While I don't usually recommend her books, Sylvia Brown has a wide reaching and powerful effect on lots of people. A Gemini like you would be able to relate easily to her writing and put it to good use. Synchronicity - you gotta love it!
I like your description of "getting caught." That's exactly what it feels like, isn't it? One minute you're free and hovering above the room, and the next minute, ZAP! back down into your corporeal form you go!
As a little kid, I loved that "feeling of return." With practice, most of the time we can control that event, but sometimes, when our physical ears hear a distracting noise or something else occurs to knock us back into reality, back we go. With practice you will be able to control your return better.
I find it interesting that you were visiting your mother-in-law and not someone in your own genetic family. Evidently, you and your husband got married for reasons that are even deeper than love. His family's interest in "psychic stuff" will nurture your children in such matters and help them to grow into their own abilities.
You'll never have to be concerned that when your daughter visits them, she'll be discouraged from exploring her own psychic life and power. My parents encouraged me to develop my psychic senses in a time when it wasn't nice to even discuss such things in public. Heck, it's STILL not considered a great topic at the dinner table in some families!

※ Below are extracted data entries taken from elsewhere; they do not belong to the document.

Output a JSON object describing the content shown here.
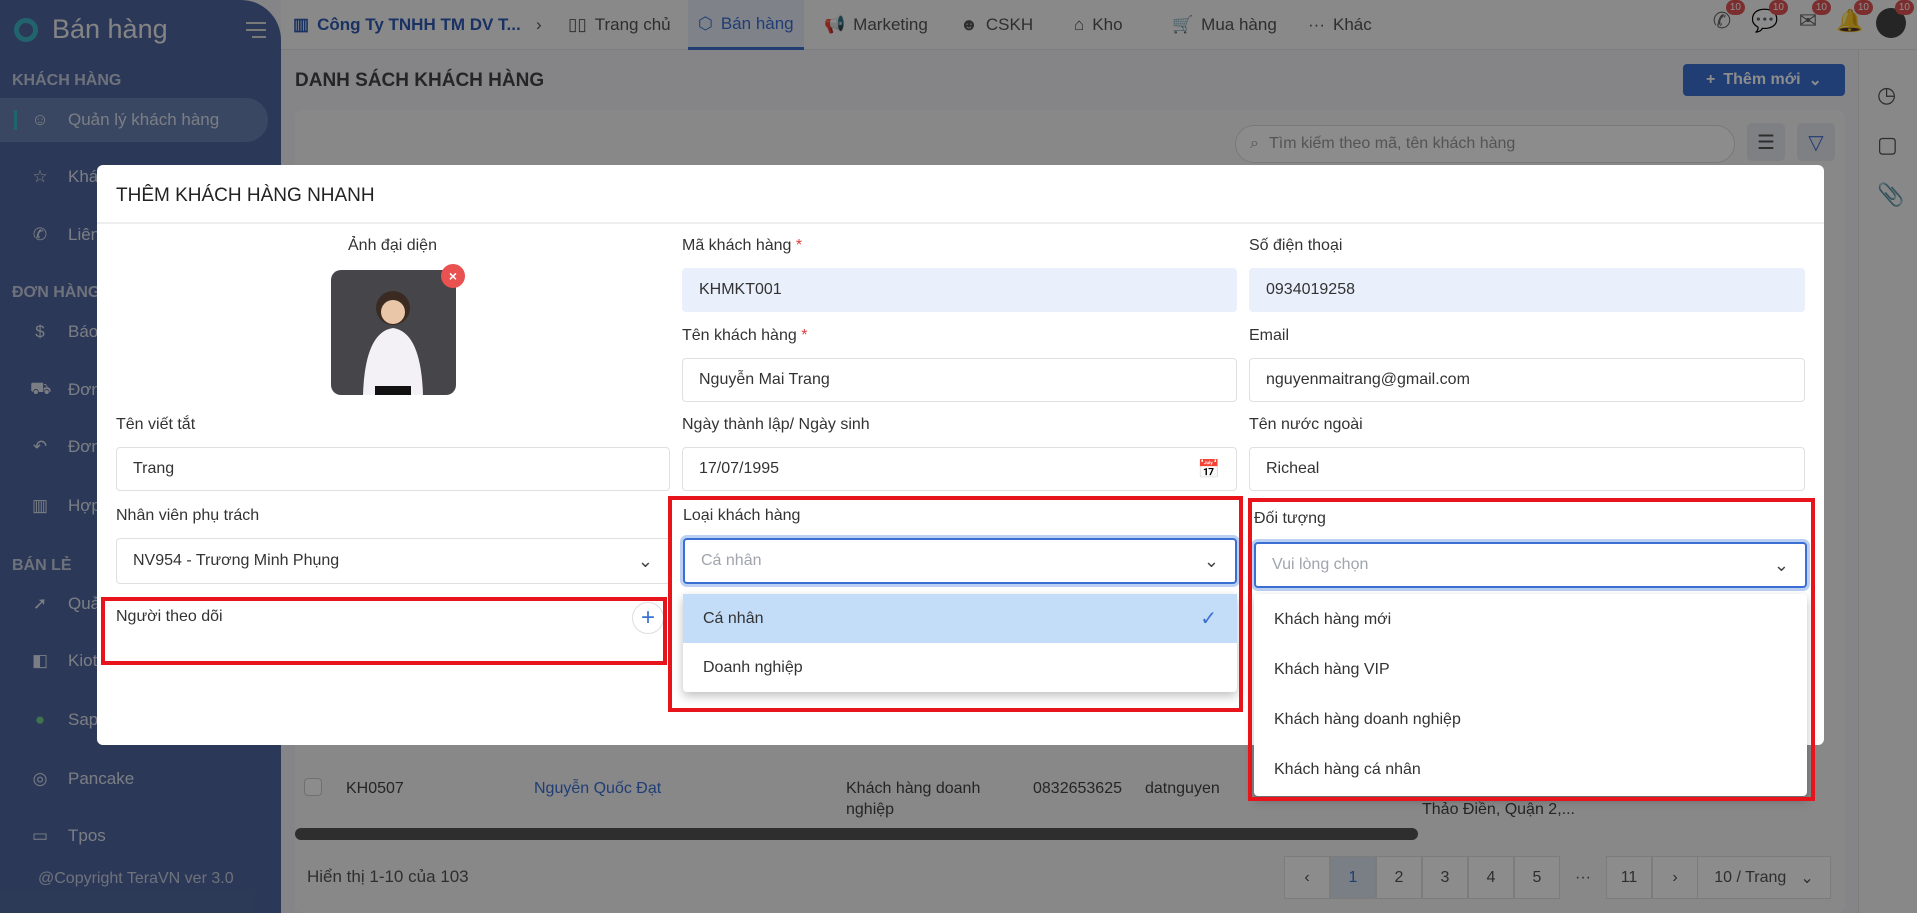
{
  "sidebar": {
    "title": "Bán hàng",
    "sections": [
      {
        "label": "KHÁCH HÀNG",
        "items": [
          {
            "label": "Quản lý khách hàng",
            "icon": "users-icon",
            "active": true
          },
          {
            "label": "Khác",
            "icon": "star-icon"
          },
          {
            "label": "Liên",
            "icon": "phone-icon"
          }
        ]
      },
      {
        "label": "ĐƠN HÀNG",
        "items": [
          {
            "label": "Báo",
            "icon": "dollar-icon"
          },
          {
            "label": "Đơn",
            "icon": "truck-icon"
          },
          {
            "label": "Đơn",
            "icon": "return-icon"
          },
          {
            "label": "Hợp",
            "icon": "store-icon"
          }
        ]
      },
      {
        "label": "BÁN LẺ",
        "items": [
          {
            "label": "Quản",
            "icon": "rocket-icon"
          },
          {
            "label": "Kiot",
            "icon": "kiotviet-icon"
          },
          {
            "label": "Sapo",
            "icon": "sapo-icon"
          },
          {
            "label": "Pancake",
            "icon": "pancake-icon"
          },
          {
            "label": "Tpos",
            "icon": "tpos-icon"
          }
        ]
      }
    ],
    "copyright": "@Copyright TeraVN ver 3.0"
  },
  "topbar": {
    "company": "Công Ty TNHH TM DV T...",
    "nav": [
      {
        "label": "Trang chủ"
      },
      {
        "label": "Bán hàng",
        "active": true
      },
      {
        "label": "Marketing"
      },
      {
        "label": "CSKH"
      },
      {
        "label": "Kho"
      },
      {
        "label": "Mua hàng"
      },
      {
        "label": "Khác"
      }
    ],
    "badges": [
      "10",
      "10",
      "10",
      "10",
      "10"
    ]
  },
  "page": {
    "title": "DANH SÁCH KHÁCH HÀNG",
    "add_button": "Thêm mới",
    "search_placeholder": "Tìm kiếm theo mã, tên khách hàng",
    "row": {
      "code": "KH0507",
      "name": "Nguyễn Quốc Đạt",
      "type": "Khách hàng doanh nghiệp",
      "phone": "0832653625",
      "email": "datnguyen",
      "address": "Thảo Điền, Quận 2,..."
    },
    "footer": "Hiển thị 1-10 của 103",
    "pages": [
      "1",
      "2",
      "3",
      "4",
      "5",
      "···",
      "11"
    ],
    "current_page": "1",
    "page_size": "10 / Trang"
  },
  "modal": {
    "title": "THÊM KHÁCH HÀNG NHANH",
    "avatar_label": "Ảnh đại diện",
    "code_label": "Mã khách hàng",
    "code": "KHMKT001",
    "phone_label": "Số điện thoại",
    "phone": "0934019258",
    "name_label": "Tên khách hàng",
    "name": "Nguyễn Mai Trang",
    "email_label": "Email",
    "email": "nguyenmaitrang@gmail.com",
    "short_label": "Tên viết tắt",
    "short": "Trang",
    "dob_label": "Ngày thành lập/ Ngày sinh",
    "dob": "17/07/1995",
    "foreign_label": "Tên nước ngoài",
    "foreign": "Richeal",
    "staff_label": "Nhân viên phụ trách",
    "staff": "NV954 - Trương Minh Phụng",
    "type_label": "Loại khách hàng",
    "type_value": "Cá nhân",
    "type_options": [
      "Cá nhân",
      "Doanh nghiệp"
    ],
    "target_label": "Đối tượng",
    "target_placeholder": "Vui lòng chọn",
    "target_options": [
      "Khách hàng mới",
      "Khách hàng VIP",
      "Khách hàng doanh nghiệp",
      "Khách hàng cá nhân"
    ],
    "follower_label": "Người theo dõi"
  },
  "colors": {
    "accent": "#3b6fd4",
    "highlight_box": "#e8141c",
    "selected_option": "#c3dcf8"
  }
}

Your kids will get to talk about it ALL and ask questions and read and study. This is going to give them such an edge in life! Talk with your husband about how you want to present this to your kiddos, so that you are united in your approach and ready to tell them their experiences are all natural and okay.
A word or two of warning: Geminis often have difficulty staying grounded in REAL LIFE. Don't get so strung out on your ASTRAL life that you neglect what you're doing here on Earth.
You are at the beginning of a long journey to learn where your power really lies. Try to be patient with this process and take your time.